Hier geht es vor allem um Vinyl. Dabei werden weniger die technischen Eigenschaften betrachtet, als viel mehr Anekdoten zu dem Thema eingebunden.

Mae.Sun – „Vol. 3 Reverence“

Mae.Sun – „Vol. 3 Reverence“

Zu Vol.3 Reverence, der dritten Platte von Mae.Sun, muss ich eine kleinere Geschichte erzählen. Mae.Sun ist ein Projekt von Hailey Niswanger, einer jungen, sehr begabten Saxophonistin aus Los Angeles. Auf Vol.3 Reverence spielt sie jedoch nicht nur Saxophone, auch der Gesang, Flöten, Klarinetten, Synthesizer und Piano wurden von ihr eingespielt.

Mitgewirkt an dem Album haben Nikara Warren, Vipraphone,  Asher Kurtz an der Gitarre, Axel Tosca an den Keyboards und Synthesizer, sowie Kyle Miles am Bass und David Frazier Jr an den Drums.
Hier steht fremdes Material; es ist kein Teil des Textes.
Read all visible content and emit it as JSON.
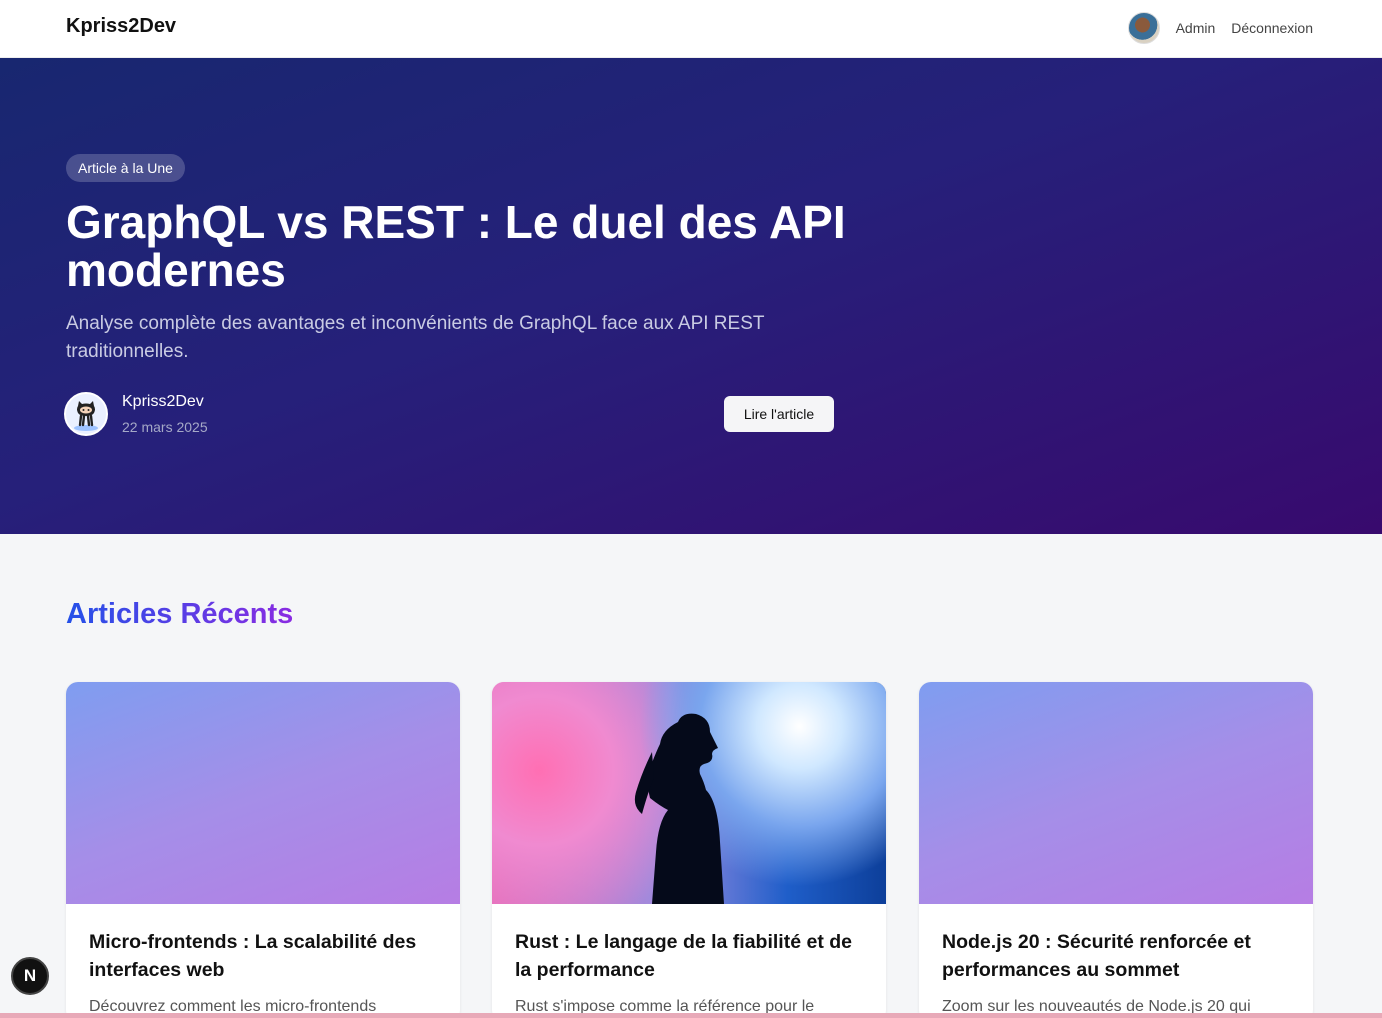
{
  "header": {
    "brand": "Kpriss2Dev",
    "avatar_icon": "user-avatar-icon",
    "admin_label": "Admin",
    "logout_label": "Déconnexion"
  },
  "hero": {
    "badge": "Article à la Une",
    "title": "GraphQL vs REST : Le duel des API modernes",
    "subtitle": "Analyse complète des avantages et inconvénients de GraphQL face aux API REST traditionnelles.",
    "author_name": "Kpriss2Dev",
    "author_avatar_icon": "github-octocat-icon",
    "date": "22 mars 2025",
    "read_button": "Lire l'article"
  },
  "recent": {
    "title": "Articles Récents",
    "cards": [
      {
        "title": "Micro-frontends : La scalabilité des interfaces web",
        "excerpt": "Découvrez comment les micro-frontends"
      },
      {
        "title": "Rust : Le langage de la fiabilité et de la performance",
        "excerpt": "Rust s'impose comme la référence pour le"
      },
      {
        "title": "Node.js 20 : Sécurité renforcée et performances au sommet",
        "excerpt": "Zoom sur les nouveautés de Node.js 20 qui"
      }
    ]
  },
  "dev_badge": "N",
  "colors": {
    "hero_start": "#182770",
    "hero_end": "#380a6e",
    "accent_blue": "#2451e8",
    "accent_purple": "#8a2be2"
  }
}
Hailey Niswanger fiel mir das erste Mal auf, als ich sie 2024 mit Kinga Glyk auf dem NorthSeaJazz-Festival in Rotterdam sah. In einem bemerkenswerten Auftritt begeisterte Kinga ihr Publikum auf einer relativ kleinen Außenbühne. Derselben Bühne auf der ich schon vor vielen Jahren Jon Batiste auf einem seiner wenigen Auftritte in Europa sah.

Hailey Niswanger, die nicht zur festen Band von Kinga gehörte, begleitete sie auf dem Saxophone. Mit einer auffallenden Begeisterung und Präzision unterstützte sie den Bass von Kinga und war eine der herausragenden Musikerinnen innerhalb des Sets. Kingas Spiel ist sowieso immer von einer besonderen Wärme und Sympathie gezeichnet.

Die Nahbarkeit, die ihre Bühnenpräsenz ausmacht, wurde durch Hailey verstärkt. Um es einfach und kurz zu machen, Kinga Glyk mit ihrer Band, in der Kombination mit Hailey Niswanger gehörten zu einem der Highlights des Rotterdamer Jazz Festivals.

Haily Niswanger in Rotterdam auf der Bühne des Northsea Jazz Festivals mit der Band von Kinga Glyk (2024)

Das Jahr 2025 dagegen begann nicht gut. In Los Angeles kam es zu einigen katastrophalen Feuern, deren Auswirkungen immer noch aktuell sind, während ich diese Zeilen schreibe. Noch immer schwellen Brände auf. Noch immer sind die Feuer aktiv. Das Thema scheint noch nicht vorbei zu sein. Und es ist abzusehen, dass es in Kalifornien ein wachsendes Problem bleiben wird.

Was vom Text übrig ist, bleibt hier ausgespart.